Read also: Adventist Education Declared Worthy of Becoming Fundamental Belief No. 29

Other leaders also kept an eye toward the future in expressing hopes for the conference and its focus on educational leadership.

“I hope it will solidify for all of us leaders — many of us who are board chairmen — the importance of this, so we don’t relegate it to a kind of second-tier ministry,” said Robert S. Folkenberg Jr., president of the Chinese Union Mission, who serves as board chair of the Chinese Adventist Seminary, Hong Kong Adventist College, and Hong Kong Adventist Academy. “It should be a first-tier ministry. I’m hoping it will revive that and refocus us.”

Folkenberg said Wilson’s remarks were “right on the money” when he linked Adventist education to the church’s mission.

“I really believe that Christian education is integral to our mission, not only in the present, but into the future, in terms of training leadership,” he said.

Ricardo Graham, president of the North American Division’s Pacific Union Conference, said Wilson’s message “was very pointed, to standing up for Christian education around the world.”

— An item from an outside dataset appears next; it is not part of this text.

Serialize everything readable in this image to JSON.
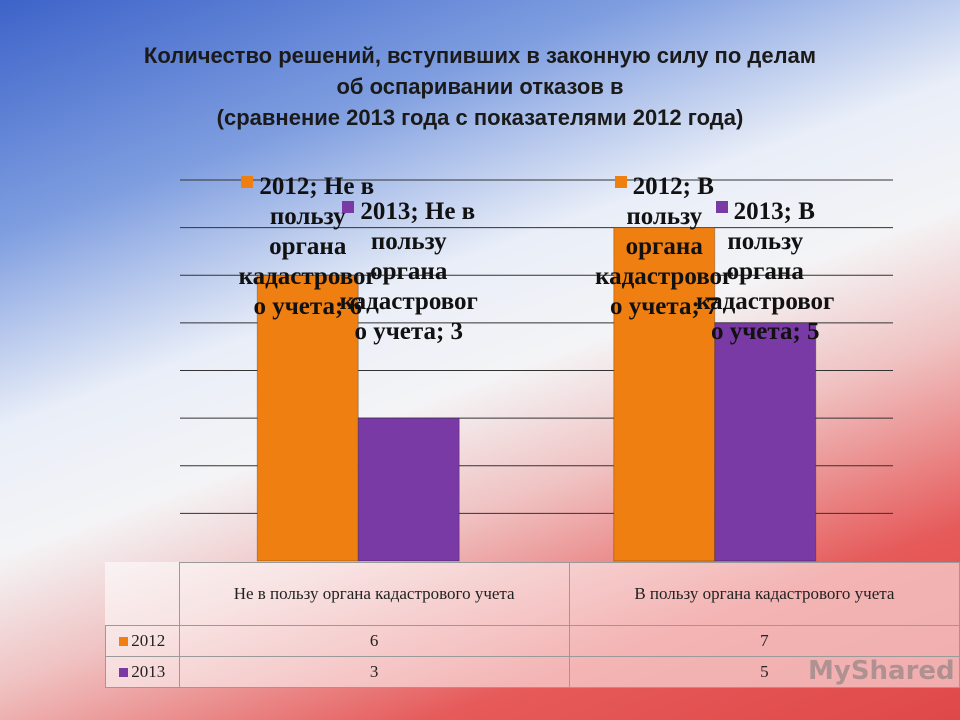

“Elder Wilson values the Bible as primary and the Spirit of Prophecy as secondary, as a source of direction for our educational system,” he said. Ellen White’s writings are commonly referred to as the Spirit of Prophecy.

Graham said the combination of Wilson’s speech and a conference presentation by Adventist educator and author George R. Knight would leave an impression on attendees.

“I think you have leaders here who will resonate with Elder Wilson’s speech, and George Knight is a very, very good speaker,” he said. “He connects very, very well with a multiplicity of people.”

Larry Blackmer, the North American Division’s vice president for education, said he hoped the LEAD conference would unite religious and teaching work.

“LEAD is trying to help administrators re-engage and join the ecclesiastical and education functions into one mission,” Blackmer said.

Responding to Wilson’s remarks, he said, “I believe he has the church’s educational system in his heart and is doing his best to promote Adventist education and keep our institutions distinctly Adventist.”

Christine Burt, a lay executive committee member from the Trans-European Division, predicted that societal challenges Adventists are facing in Britain would spread soon.

“It would be good if we could get a general focus together” regarding Adventist education, Burt said. “Every country doesn’t have the issues [of secularization] we have in Britain, but they are coming, whether we are ready or not.”

David C. Spencer, president of the Southern Africa Union, said he hoped for a “new push” on education from the LEAD conference. But he said he was anxious to see the church place a renewed emphasis on youth development and not merely maintain existing educational systems.

“Resources spent on children will give more bang for the buck than money spent on maintaining systems or structures,” he said.